Now that spring is here, we take it for granted that the birds’ cheerful songs will fill the air when our apple trees blossom. But each year, as we continue to demand out-of-season fruits and vegetables, we ensure that fewer and fewer songbirds will return.

I've already given up out-of-season tomatoes. It's pretty easy given that the typical tomato tastes like water flavored water. But ultimately, I wonder if this is something we should hold consumers accountable for? I used to think consumer-education could be a solution, but now I feel like the vast majority of people are going to chow down on a factory-farmed McDonald's burger topped with an imported tomato no matter how many times Pollan is on the bestseller list.

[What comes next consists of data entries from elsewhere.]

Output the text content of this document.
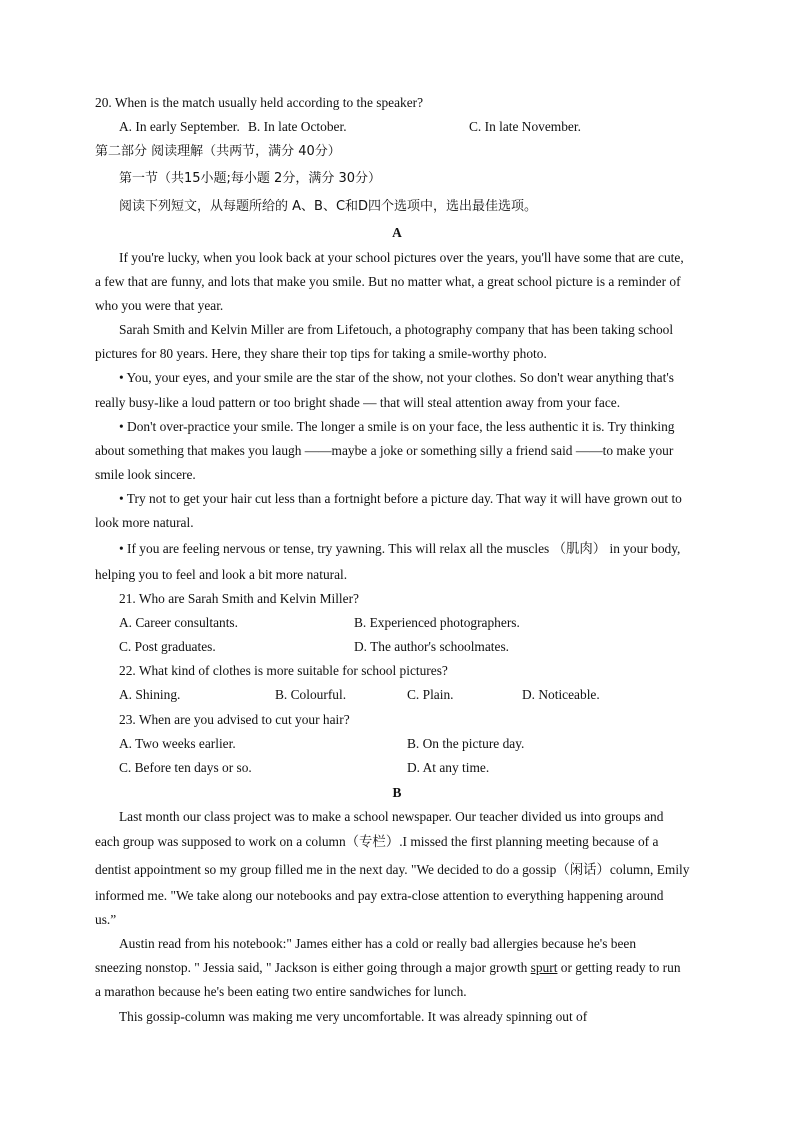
20. When is the match usually held according to the speaker?
A. In early September. B. In late October.	C. In late November.
第二部分 阅读理解（共两节，满分 40分）
第一节（共15小题;每小题 2分，满分 30分）
阅读下列短文，从每题所给的 A、B、C和D四个选项中，选出最佳选项。
A
If you're lucky, when you look back at your school pictures over the years, you'll have some that are cute,
a few that are funny, and lots that make you smile. But no matter what, a great school picture is a reminder of
who you were that year.
Sarah Smith and Kelvin Miller are from Lifetouch, a photography company that has been taking school
pictures for 80 years. Here, they share their top tips for taking a smile-worthy photo.
• You, your eyes, and your smile are the star of the show, not your clothes. So don't wear anything that's
really busy-like a loud pattern or too bright shade — that will steal attention away from your face.
• Don't over-practice your smile. The longer a smile is on your face, the less authentic it is. Try thinking
about something that makes you laugh ——maybe a joke or something silly a friend said ——to make your
smile look sincere.
• Try not to get your hair cut less than a fortnight before a picture day. That way it will have grown out to
look more natural.
• If you are feeling nervous or tense, try yawning. This will relax all the muscles （肌肉） in your body,
helping you to feel and look a bit more natural.
21. Who are Sarah Smith and Kelvin Miller?
A. Career consultants.	B. Experienced photographers.
C. Post graduates.	D. The author's schoolmates.
22. What kind of clothes is more suitable for school pictures?
A. Shining.	B. Colourful.	C. Plain.	D. Noticeable.
23. When are you advised to cut your hair?
A. Two weeks earlier.	B. On the picture day.
C. Before ten days or so.	D. At any time.
B
Last month our class project was to make a school newspaper. Our teacher divided us into groups and
each group was supposed to work on a column（专栏）.I missed the first planning meeting because of a
dentist appointment so my group filled me in the next day. "We decided to do a gossip（闲话）column, Emily
informed me. "We take along our notebooks and pay extra-close attention to everything happening around
us.”
Austin read from his notebook:" James either has a cold or really bad allergies because he's been
sneezing nonstop. " Jessia said, " Jackson is either going through a major growth spurt or getting ready to run
a marathon because he's been eating two entire sandwiches for lunch.
This gossip-column was making me very uncomfortable. It was already spinning out of
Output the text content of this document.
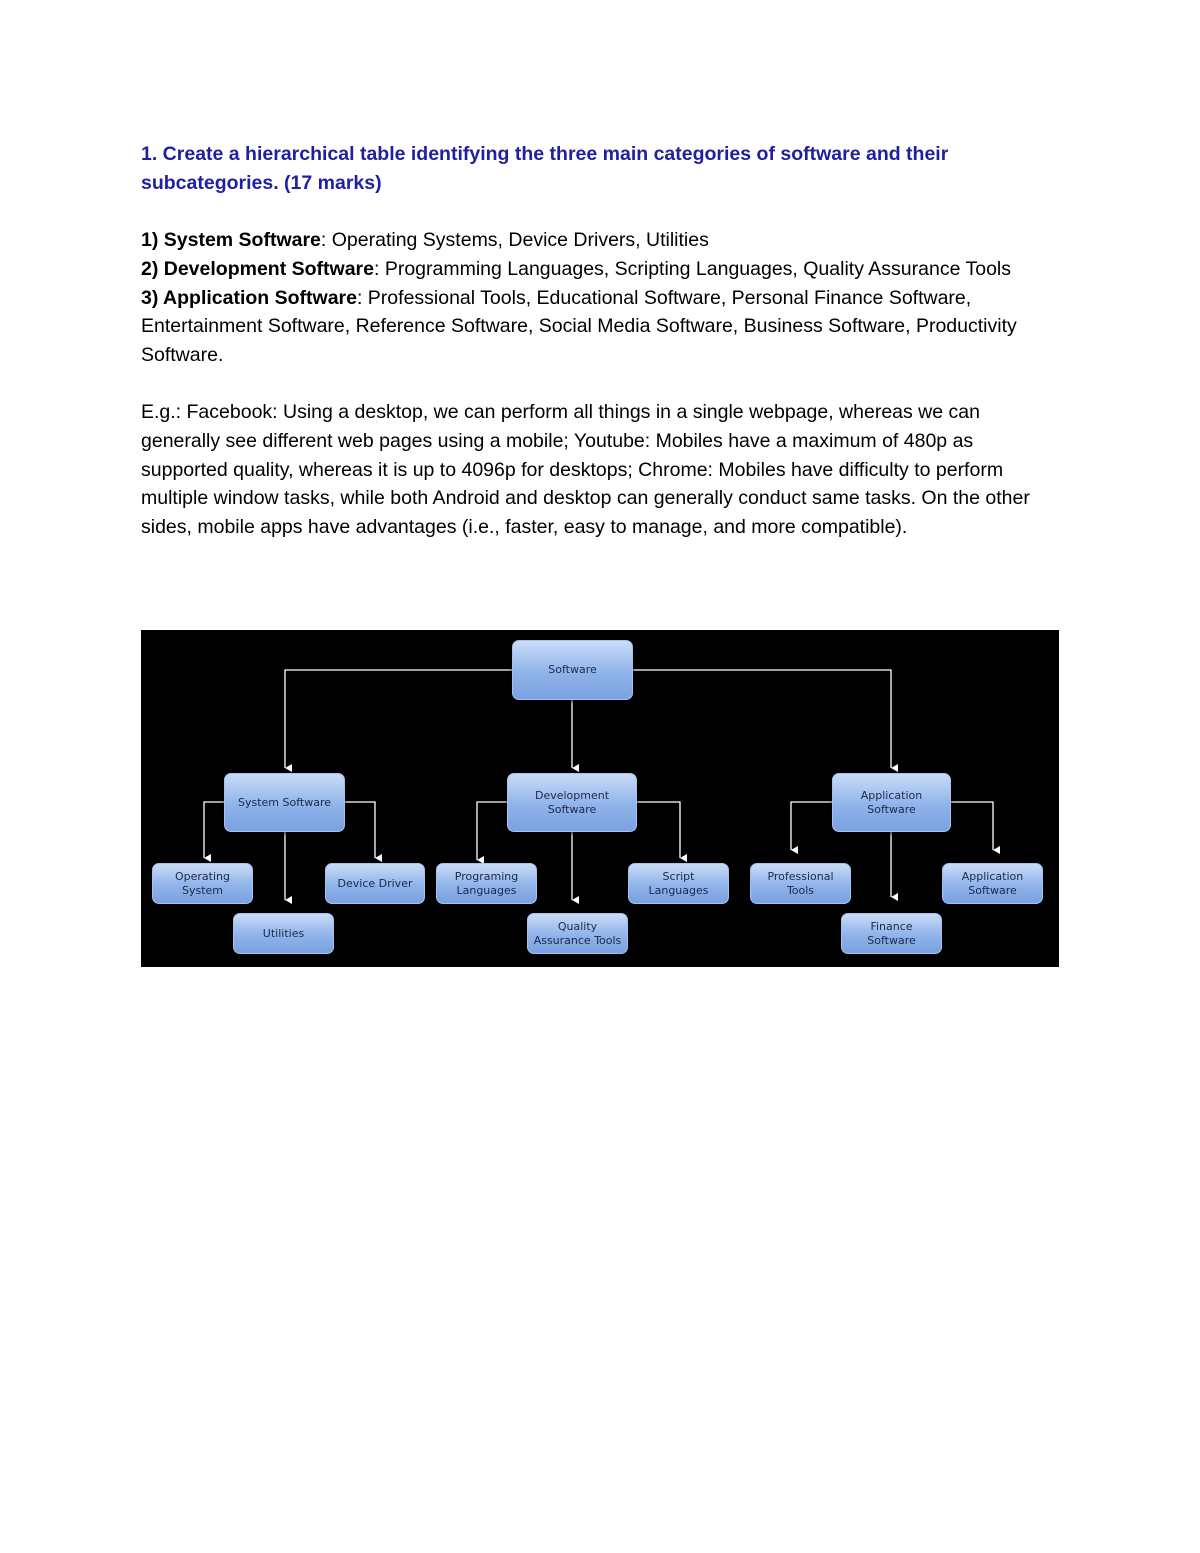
1. Create a hierarchical table identifying the three main categories of software and their subcategories. (17 marks)

1) System Software: Operating Systems, Device Drivers, Utilities

2) Development Software: Programming Languages, Scripting Languages, Quality Assurance Tools

3) Application Software: Professional Tools, Educational Software, Personal Finance Software, Entertainment Software, Reference Software, Social Media Software, Business Software, Productivity Software.

E.g.: Facebook: Using a desktop, we can perform all things in a single webpage, whereas we can generally see different web pages using a mobile; Youtube: Mobiles have a maximum of 480p as supported quality, whereas it is up to 4096p for desktops; Chrome: Mobiles have difficulty to perform multiple window tasks, while both Android and desktop can generally conduct same tasks. On the other sides, mobile apps have advantages (i.e., faster, easy to manage, and more compatible).

Software
System Software
Development Software
Application Software
Operating System
Utilities
Device Driver
Programing Languages
Quality Assurance Tools
Script Languages
Professional Tools
Finance Software
Application Software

Maybe I'm being pessimistic and a bad economics student, but I think import restrictions, which hold foreign farmers to our standards, are the unfortunate answer here.

Also: interesting econ aside

The presentation of a pricing policy clearly matters—something disconcerting to economists, who can translate all the pricing into mathematical equations and make the presentation go away. It seems to be acceptable to charge a higher markup for fair-trade coffee, organic bread, or lower-emissions gasoline. It is not acceptable for businesses to say, "We are such fans of exploitative coffee, pesticide-laced loaves, and dirtier gas that we're willing to discount them and accept a lower profit margin." Underneath the gloss, the pricing policies are, nevertheless, identical.